I understand the not wanting to be trapped into a never ending bunny cycle. I had simmilar with pet rats. In the end I went online and managed to match my bereaved rat up with another simmilar singleton online. pre-loved seems to be a good place to advertise.

I ended up travel a fair distance and sending my rat with her own cage to match her up with the right new owner. It was worthwhile to see my very unhappy and depressed rat run to her new friend with open arms. They were kept seperately, alongside for a bit but settled really well together.

I guess it is rehoming but equally I would had of brought the other rat to mine if this had worked better.

NameyMcNameChange1 · 11/02/2019 08:11

He went to the vet on Saturday. They just gave me a sachet of critical care powder to mix up and syringe into him. He hasn’t been given any pain medication as vet didn’t think there was really anything wrong with him.
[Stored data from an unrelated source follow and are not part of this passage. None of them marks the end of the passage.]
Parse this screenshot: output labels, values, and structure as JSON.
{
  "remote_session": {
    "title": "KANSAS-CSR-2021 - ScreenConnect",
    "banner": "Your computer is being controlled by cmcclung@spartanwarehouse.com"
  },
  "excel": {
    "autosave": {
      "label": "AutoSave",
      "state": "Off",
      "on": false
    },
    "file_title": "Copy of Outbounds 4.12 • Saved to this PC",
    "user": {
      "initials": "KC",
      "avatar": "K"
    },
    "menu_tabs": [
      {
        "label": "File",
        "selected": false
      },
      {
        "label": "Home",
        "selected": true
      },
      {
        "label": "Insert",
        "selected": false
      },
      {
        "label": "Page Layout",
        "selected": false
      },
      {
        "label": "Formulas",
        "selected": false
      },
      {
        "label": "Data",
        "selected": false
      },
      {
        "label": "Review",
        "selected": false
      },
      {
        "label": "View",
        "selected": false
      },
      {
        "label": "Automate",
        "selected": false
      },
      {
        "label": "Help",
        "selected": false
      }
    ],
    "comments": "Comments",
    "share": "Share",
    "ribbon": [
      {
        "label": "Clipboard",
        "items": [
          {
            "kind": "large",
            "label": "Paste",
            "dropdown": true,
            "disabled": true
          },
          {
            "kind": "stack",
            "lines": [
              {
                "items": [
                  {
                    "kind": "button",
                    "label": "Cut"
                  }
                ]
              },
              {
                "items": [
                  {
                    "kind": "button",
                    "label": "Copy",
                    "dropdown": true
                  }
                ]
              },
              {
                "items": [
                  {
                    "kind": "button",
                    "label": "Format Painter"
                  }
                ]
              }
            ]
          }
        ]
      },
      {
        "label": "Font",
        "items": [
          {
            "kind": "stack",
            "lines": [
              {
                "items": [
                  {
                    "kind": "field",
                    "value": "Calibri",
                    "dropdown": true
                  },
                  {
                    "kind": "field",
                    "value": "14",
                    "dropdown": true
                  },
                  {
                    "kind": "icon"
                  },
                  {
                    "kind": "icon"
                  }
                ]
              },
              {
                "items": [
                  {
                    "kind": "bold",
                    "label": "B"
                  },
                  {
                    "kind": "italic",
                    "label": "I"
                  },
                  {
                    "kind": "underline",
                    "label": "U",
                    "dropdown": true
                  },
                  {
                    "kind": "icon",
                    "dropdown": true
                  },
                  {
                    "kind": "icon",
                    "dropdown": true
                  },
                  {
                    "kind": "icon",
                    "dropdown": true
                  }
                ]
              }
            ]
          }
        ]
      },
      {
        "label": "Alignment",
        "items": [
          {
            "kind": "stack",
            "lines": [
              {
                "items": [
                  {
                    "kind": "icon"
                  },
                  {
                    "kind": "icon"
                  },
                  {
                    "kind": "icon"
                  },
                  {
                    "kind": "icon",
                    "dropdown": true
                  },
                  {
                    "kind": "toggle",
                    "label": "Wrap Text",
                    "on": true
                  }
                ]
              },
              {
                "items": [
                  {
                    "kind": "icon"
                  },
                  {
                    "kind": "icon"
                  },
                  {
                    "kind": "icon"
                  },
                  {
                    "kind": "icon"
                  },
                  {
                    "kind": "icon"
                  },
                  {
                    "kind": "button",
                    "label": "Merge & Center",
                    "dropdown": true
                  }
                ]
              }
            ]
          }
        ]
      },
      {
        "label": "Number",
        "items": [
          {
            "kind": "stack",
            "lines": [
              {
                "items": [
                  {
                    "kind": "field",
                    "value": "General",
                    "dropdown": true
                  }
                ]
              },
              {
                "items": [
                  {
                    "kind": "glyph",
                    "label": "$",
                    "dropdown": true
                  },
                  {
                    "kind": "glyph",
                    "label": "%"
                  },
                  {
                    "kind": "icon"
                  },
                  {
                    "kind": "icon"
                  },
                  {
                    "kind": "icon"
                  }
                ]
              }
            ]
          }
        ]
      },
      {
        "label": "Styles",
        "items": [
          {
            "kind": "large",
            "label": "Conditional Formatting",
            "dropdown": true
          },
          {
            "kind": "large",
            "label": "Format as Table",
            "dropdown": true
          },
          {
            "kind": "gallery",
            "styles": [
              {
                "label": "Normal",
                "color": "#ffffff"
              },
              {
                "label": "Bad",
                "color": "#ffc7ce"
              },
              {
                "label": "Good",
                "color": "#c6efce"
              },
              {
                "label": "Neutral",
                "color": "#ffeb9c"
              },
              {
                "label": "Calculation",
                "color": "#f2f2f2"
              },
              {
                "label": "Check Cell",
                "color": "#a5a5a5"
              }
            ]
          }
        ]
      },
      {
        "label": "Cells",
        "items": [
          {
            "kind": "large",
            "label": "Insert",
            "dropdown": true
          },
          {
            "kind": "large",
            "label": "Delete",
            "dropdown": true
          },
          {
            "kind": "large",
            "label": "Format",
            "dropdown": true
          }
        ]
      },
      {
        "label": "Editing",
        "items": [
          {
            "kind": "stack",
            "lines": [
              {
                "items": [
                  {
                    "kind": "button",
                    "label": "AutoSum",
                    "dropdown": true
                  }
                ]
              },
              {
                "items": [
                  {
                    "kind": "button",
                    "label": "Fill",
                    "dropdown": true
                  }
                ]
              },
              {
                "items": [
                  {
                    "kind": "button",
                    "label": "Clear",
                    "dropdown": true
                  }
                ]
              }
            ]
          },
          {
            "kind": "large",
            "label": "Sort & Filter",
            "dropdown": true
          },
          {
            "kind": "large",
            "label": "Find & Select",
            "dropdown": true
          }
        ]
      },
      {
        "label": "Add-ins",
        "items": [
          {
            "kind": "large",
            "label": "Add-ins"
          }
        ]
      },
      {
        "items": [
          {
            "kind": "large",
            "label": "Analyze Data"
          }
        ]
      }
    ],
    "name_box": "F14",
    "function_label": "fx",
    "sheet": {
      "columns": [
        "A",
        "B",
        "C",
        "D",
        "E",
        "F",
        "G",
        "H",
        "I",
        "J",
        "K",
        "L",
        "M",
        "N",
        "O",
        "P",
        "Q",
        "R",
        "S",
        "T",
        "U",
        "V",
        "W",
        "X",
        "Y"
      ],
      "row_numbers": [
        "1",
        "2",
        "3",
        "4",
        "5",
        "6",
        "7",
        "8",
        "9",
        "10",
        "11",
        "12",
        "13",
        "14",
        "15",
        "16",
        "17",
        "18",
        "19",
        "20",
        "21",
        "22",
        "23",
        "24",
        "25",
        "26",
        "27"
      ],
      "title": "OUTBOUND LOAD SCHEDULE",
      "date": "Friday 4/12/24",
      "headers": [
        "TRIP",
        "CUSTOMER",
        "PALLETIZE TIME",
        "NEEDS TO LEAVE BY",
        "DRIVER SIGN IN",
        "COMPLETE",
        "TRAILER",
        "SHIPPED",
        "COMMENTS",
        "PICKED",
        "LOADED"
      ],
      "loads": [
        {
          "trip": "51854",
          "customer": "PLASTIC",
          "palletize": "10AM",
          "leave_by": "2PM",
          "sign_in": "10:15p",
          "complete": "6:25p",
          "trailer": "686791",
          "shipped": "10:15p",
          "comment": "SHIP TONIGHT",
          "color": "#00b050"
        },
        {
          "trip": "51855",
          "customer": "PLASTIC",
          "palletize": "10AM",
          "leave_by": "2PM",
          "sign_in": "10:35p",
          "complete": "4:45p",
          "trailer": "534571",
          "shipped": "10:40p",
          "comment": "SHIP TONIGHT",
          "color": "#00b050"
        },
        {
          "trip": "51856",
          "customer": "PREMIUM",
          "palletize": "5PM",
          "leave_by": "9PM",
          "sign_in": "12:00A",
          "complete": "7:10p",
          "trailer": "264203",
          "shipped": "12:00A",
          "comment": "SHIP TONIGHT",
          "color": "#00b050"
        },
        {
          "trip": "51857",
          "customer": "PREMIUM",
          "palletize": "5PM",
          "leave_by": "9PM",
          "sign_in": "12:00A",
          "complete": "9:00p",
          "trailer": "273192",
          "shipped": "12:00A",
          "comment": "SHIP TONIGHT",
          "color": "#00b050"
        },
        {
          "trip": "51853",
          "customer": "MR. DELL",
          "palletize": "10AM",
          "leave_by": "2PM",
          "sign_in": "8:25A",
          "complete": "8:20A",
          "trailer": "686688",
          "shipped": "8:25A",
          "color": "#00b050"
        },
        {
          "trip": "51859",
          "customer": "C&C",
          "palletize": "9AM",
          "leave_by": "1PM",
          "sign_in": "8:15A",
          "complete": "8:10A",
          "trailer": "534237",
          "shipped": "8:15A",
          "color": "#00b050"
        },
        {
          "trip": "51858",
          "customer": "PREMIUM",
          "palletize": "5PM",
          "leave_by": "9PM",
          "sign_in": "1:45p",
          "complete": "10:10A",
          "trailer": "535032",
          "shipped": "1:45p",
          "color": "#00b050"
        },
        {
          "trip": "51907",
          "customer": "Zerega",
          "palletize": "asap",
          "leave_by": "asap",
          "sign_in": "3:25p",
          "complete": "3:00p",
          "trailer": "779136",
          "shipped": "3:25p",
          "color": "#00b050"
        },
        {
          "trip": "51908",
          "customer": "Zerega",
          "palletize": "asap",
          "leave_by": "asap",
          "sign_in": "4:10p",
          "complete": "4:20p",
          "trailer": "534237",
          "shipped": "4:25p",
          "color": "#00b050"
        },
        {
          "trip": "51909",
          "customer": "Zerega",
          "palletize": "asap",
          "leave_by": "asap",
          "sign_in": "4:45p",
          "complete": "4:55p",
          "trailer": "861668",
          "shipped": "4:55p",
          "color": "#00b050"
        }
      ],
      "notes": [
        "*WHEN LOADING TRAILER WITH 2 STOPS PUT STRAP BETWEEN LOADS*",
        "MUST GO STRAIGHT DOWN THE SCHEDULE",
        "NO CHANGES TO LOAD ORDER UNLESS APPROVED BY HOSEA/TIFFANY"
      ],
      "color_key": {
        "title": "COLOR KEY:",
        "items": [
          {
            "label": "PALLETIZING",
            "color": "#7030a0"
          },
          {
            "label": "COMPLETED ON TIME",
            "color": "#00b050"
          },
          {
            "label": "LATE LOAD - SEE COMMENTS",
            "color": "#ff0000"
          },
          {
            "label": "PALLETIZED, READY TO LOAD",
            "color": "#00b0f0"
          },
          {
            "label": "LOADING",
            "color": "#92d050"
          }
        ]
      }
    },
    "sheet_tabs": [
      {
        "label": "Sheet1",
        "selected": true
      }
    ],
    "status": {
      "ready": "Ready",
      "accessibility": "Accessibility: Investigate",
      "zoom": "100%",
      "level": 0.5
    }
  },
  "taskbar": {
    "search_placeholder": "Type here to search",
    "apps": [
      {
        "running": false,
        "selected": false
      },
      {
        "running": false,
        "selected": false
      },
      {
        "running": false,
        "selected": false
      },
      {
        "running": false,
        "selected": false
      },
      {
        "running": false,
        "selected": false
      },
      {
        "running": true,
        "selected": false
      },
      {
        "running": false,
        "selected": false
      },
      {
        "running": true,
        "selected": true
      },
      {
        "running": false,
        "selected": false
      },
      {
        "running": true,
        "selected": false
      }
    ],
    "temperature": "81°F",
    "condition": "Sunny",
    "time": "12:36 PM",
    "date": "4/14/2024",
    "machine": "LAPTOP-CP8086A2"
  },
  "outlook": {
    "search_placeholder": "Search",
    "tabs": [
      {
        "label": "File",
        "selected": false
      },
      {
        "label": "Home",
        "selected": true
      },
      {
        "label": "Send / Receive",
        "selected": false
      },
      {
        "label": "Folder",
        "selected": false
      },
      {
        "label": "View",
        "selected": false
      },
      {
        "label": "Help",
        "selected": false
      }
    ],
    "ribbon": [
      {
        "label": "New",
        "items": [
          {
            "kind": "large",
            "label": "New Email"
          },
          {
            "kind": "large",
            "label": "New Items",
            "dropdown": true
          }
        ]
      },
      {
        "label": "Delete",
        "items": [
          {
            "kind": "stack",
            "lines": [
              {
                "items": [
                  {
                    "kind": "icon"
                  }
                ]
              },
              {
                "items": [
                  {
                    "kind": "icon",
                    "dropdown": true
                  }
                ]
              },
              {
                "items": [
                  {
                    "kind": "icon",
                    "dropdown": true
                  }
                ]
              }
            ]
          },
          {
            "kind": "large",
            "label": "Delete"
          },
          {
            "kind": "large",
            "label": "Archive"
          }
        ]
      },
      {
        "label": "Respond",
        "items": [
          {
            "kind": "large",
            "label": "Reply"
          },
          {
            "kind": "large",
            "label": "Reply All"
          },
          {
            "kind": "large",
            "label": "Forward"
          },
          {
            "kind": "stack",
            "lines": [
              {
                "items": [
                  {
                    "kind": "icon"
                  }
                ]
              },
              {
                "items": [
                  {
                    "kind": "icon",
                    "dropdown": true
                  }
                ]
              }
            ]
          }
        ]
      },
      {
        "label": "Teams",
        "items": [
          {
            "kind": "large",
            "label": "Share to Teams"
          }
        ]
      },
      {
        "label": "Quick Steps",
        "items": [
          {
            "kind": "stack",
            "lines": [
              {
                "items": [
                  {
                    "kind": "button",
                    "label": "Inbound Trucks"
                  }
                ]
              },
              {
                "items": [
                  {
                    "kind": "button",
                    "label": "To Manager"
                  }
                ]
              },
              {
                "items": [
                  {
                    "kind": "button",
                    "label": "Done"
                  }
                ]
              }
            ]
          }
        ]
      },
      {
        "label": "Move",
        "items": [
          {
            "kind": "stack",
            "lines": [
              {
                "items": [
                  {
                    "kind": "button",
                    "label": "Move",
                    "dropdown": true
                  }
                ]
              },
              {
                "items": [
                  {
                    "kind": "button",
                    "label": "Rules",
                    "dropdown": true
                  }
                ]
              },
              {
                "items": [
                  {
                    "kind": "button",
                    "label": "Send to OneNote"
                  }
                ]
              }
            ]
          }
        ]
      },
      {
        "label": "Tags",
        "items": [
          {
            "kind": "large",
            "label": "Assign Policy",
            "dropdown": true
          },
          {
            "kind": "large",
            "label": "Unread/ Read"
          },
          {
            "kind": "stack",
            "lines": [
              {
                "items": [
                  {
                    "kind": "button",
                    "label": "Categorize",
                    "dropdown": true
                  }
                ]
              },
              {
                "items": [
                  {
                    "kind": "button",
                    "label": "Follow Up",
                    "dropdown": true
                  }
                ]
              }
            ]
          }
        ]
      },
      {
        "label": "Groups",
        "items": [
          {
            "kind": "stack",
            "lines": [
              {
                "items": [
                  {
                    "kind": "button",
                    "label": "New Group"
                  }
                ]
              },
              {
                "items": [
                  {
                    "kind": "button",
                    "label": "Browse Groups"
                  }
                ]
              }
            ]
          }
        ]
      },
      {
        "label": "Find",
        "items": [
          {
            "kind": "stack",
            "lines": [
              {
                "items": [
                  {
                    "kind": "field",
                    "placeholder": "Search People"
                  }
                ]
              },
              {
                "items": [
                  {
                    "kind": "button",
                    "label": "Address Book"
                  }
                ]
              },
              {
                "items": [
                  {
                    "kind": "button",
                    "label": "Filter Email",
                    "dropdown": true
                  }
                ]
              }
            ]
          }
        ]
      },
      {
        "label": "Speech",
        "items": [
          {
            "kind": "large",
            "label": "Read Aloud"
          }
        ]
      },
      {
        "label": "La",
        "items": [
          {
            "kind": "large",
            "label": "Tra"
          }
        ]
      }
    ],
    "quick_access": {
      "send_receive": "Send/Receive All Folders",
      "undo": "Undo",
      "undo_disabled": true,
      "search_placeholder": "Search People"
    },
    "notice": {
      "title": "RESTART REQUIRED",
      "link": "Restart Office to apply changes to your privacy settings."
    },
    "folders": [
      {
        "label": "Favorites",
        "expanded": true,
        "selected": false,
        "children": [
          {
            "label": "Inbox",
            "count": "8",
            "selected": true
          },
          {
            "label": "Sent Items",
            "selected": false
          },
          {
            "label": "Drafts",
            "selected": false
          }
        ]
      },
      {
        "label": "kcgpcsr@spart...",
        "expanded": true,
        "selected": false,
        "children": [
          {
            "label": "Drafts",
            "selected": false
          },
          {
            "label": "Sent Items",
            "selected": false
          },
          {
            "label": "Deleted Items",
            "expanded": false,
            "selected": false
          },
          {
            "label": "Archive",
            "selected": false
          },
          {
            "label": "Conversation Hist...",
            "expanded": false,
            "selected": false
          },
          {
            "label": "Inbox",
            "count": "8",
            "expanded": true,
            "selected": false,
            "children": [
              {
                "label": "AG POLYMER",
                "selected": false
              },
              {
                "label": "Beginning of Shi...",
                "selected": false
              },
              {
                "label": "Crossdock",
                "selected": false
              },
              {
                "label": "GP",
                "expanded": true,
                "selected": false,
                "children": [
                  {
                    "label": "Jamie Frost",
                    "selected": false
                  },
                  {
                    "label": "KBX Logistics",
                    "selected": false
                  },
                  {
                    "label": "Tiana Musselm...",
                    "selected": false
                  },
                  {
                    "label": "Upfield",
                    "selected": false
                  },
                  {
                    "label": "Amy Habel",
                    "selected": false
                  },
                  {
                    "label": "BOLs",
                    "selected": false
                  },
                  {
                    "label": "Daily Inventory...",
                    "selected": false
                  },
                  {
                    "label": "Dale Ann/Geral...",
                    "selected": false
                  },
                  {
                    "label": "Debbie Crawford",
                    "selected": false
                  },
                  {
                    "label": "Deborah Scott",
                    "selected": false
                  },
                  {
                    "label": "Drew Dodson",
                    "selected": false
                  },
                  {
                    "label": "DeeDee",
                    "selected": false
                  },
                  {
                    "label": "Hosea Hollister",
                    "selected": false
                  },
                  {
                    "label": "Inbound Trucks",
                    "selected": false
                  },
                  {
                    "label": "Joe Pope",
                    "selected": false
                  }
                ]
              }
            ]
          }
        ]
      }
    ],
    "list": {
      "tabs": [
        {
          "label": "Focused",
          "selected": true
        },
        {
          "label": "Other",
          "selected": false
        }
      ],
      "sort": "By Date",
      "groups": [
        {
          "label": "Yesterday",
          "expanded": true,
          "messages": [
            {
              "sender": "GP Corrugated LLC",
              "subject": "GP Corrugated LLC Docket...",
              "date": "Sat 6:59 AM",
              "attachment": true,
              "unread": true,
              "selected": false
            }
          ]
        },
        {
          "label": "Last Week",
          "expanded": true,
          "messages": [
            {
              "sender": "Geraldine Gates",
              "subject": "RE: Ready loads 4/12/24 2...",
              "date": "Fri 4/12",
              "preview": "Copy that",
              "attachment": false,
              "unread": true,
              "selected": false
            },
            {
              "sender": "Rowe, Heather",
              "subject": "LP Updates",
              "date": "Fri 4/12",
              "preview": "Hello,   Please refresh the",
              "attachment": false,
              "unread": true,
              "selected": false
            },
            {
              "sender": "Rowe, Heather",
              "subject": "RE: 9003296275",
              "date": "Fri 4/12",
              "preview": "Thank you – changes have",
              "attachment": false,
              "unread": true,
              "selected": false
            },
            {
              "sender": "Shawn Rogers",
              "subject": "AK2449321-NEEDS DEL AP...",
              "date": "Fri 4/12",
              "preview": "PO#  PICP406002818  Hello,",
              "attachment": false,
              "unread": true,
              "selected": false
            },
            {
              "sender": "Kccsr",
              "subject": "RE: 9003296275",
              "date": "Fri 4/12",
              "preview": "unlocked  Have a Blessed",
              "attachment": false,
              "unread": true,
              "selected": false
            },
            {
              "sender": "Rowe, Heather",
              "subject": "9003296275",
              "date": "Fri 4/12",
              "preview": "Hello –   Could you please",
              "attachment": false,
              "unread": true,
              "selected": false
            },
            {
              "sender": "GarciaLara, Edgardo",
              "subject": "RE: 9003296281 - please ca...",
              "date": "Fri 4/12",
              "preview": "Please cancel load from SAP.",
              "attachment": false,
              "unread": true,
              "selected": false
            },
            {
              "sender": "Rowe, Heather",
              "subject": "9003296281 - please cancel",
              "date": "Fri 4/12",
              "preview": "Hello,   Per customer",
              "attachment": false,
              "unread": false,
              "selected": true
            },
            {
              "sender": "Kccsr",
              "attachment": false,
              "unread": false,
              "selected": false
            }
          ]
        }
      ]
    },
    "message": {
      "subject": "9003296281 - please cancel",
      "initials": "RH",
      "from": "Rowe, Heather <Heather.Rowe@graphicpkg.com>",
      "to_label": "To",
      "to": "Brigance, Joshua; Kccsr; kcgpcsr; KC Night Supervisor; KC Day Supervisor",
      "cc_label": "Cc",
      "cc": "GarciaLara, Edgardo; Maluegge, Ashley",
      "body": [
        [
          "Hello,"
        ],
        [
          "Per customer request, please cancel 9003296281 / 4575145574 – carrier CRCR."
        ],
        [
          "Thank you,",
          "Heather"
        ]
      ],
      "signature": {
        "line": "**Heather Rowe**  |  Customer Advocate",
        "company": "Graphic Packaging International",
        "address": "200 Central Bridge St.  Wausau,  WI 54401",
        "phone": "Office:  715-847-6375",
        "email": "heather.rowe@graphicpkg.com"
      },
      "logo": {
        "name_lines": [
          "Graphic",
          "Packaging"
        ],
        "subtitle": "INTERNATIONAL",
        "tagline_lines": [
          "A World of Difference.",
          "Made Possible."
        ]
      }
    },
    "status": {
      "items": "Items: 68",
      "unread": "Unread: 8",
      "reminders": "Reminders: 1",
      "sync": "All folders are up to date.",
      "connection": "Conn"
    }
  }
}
He’s still moving around ok when he want to . He’s just not wanting to eat and seems to be pooing everywhere rather than mainly in his litter tray like usual. Also chewing the shed to pieces Sad.

OP posts:
MyPuppyIsADick · 11/02/2019 12:27

Sorry to hear your little bun’s not well OP Sad can you ask around for a rabbit savvy vet and get a second opinion? The not giving pain medication is a nonsense - after my local vets let my rabbit down badly when he was unwell, I found a great vet who saved his life by giving him metacam for previously undiagnosed back pain. She said in her experience if a rabbit stops eating it’s most often due to pain of some sort, might not be the case in your situation but worth checking.

It’s not in my nature to ‘correct’ other posters on MN but there is so much misinformation about rabbits out there that I have to comment when I see advice being trotted out that actively poses risks to the animals (like living with gp) without a second thought. I don’t dispute that bunnies can live happy lives alone, my own was a single for 2 years until I became involved in rescue and she was happy! But she is a million times happier with a buddy. It’s not my opinion that this is the case, it’s all there on the Rabbit Welfare Association and Fund website. It’s irresponsible at best for pp to dole out ‘advice’ that goes against rabbit welfare recommendations.